By Teresa Cespedes and Terry Wade

LIMA, June 16 (Reuters) - Peruvian President Alan Garcia's cabinet chief will step down in the face of opposition demands for his ouster over deadly clashes between police and Amazon tribes in resource-rich jungles on northern Peru.

Prime Minister Yehude Simon said on Tuesday he plans to resign after persuading the Peruvian Congress to repeal two controversial laws that native groups say would speed up the destruction of their jungle habitat.

"I am going to go for sure as soon as calm returns in the coming weeks," he said on RPP radio, a day after apologizing to indigenous leaders and acknowledging the government had failed to win their support before passing the laws.

At least 34 people died in police raids ordered 11 days ago to end blockades of roads and rivers in the forest. Both police and protesters died in the violence that shocked the country.

The conflict, the worst since Garcia took office in 2006, has threatened to slow his drive to lure billions of dollars in foreign investment to a country rich in natural resources but where 60 percent of rural people live in poverty.

The clashes have also drawn criticism from Peru's Andean neighbor Bolivia, whose first indigenous head of state, President Evo Morales, said the violence amounted to genocide against native peoples.

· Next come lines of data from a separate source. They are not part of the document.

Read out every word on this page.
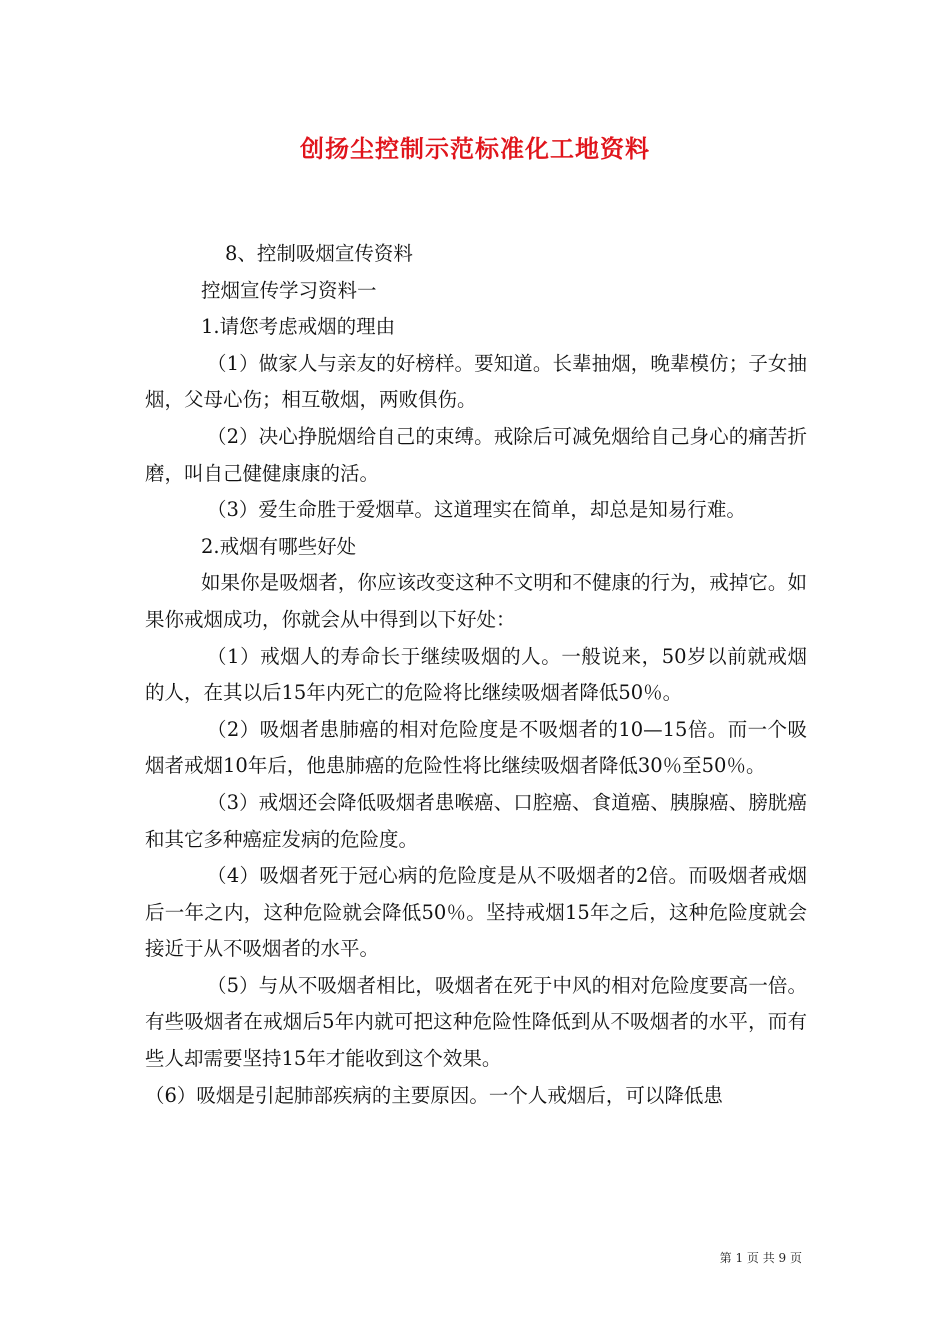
创扬尘控制示范标准化工地资料

8、控制吸烟宣传资料

控烟宣传学习资料一

1.请您考虑戒烟的理由

（1）做家人与亲友的好榜样。要知道。长辈抽烟，晚辈模仿；子女抽烟，父母心伤；相互敬烟，两败俱伤。

（2）决心挣脱烟给自己的束缚。戒除后可减免烟给自己身心的痛苦折磨，叫自己健健康康的活。

（3）爱生命胜于爱烟草。这道理实在简单，却总是知易行难。

2.戒烟有哪些好处

如果你是吸烟者，你应该改变这种不文明和不健康的行为，戒掉它。如果你戒烟成功，你就会从中得到以下好处：

（1）戒烟人的寿命长于继续吸烟的人。一般说来，50岁以前就戒烟的人，在其以后15年内死亡的危险将比继续吸烟者降低50％。

（2）吸烟者患肺癌的相对危险度是不吸烟者的10—15倍。而一个吸烟者戒烟10年后，他患肺癌的危险性将比继续吸烟者降低30％至50％。

（3）戒烟还会降低吸烟者患喉癌、口腔癌、食道癌、胰腺癌、膀胱癌和其它多种癌症发病的危险度。

（4）吸烟者死于冠心病的危险度是从不吸烟者的2倍。而吸烟者戒烟后一年之内，这种危险就会降低50％。坚持戒烟15年之后，这种危险度就会接近于从不吸烟者的水平。

（5）与从不吸烟者相比，吸烟者在死于中风的相对危险度要高一倍。有些吸烟者在戒烟后5年内就可把这种危险性降低到从不吸烟者的水平，而有些人却需要坚持15年才能收到这个效果。

（6）吸烟是引起肺部疾病的主要原因。一个人戒烟后，可以降低患

第 1 页 共 9 页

Peruvian Foreign Minister Jose Antonio Garcia Belaunde rejected the charge on Tuesday, calling leftist Morales "an enemy of Peru" in an interview with Reuters.

BACKTRACKING

The Amazon tribes said they would call off lingering protests if the laws, which they fear would turn the rainforest over to foreign oil, gas and mining companies, are repealed. Congress is expected to do so in a few days.

"They all were saying the government couldn't be flexible, and now the government is finally backtracking," said Gino Costa, a former interior minister, who expects more heads to roll in Garcia's cabinet.

Costa said he expects the justice, environment, trade and agriculture ministers to be fired next month for first botching the negotiations with protesters, then resorting to force, only to cave in to the demonstrators' demands when the violence was widely condemned.

"How many people had to die for the government to realize that the laws were poorly done?" said Daysi Zapata, a leader of Aidesep, an indigenous rights group.

Garcia, whose approval rating is at 30 percent, issued a series of decrees last year using special powers Congress gave him to implement a free-trade agreement with the United States. The tribes say he went too far and wrote laws that undermine their control over ancestral lands and natural resources.

Even if the laws are overturned, Garcia plans to push ahead with his development model based on free trade and foreign investment. He hopes eventually to convince the tribes that his plans would lift millions out of poverty.

"I am one who looks to the future and I don't get hung up on obstacles," he said on Tuesday. "Time will show that those who reject something today will end up being the first to ask for it in the future because they need development, investment and a better life."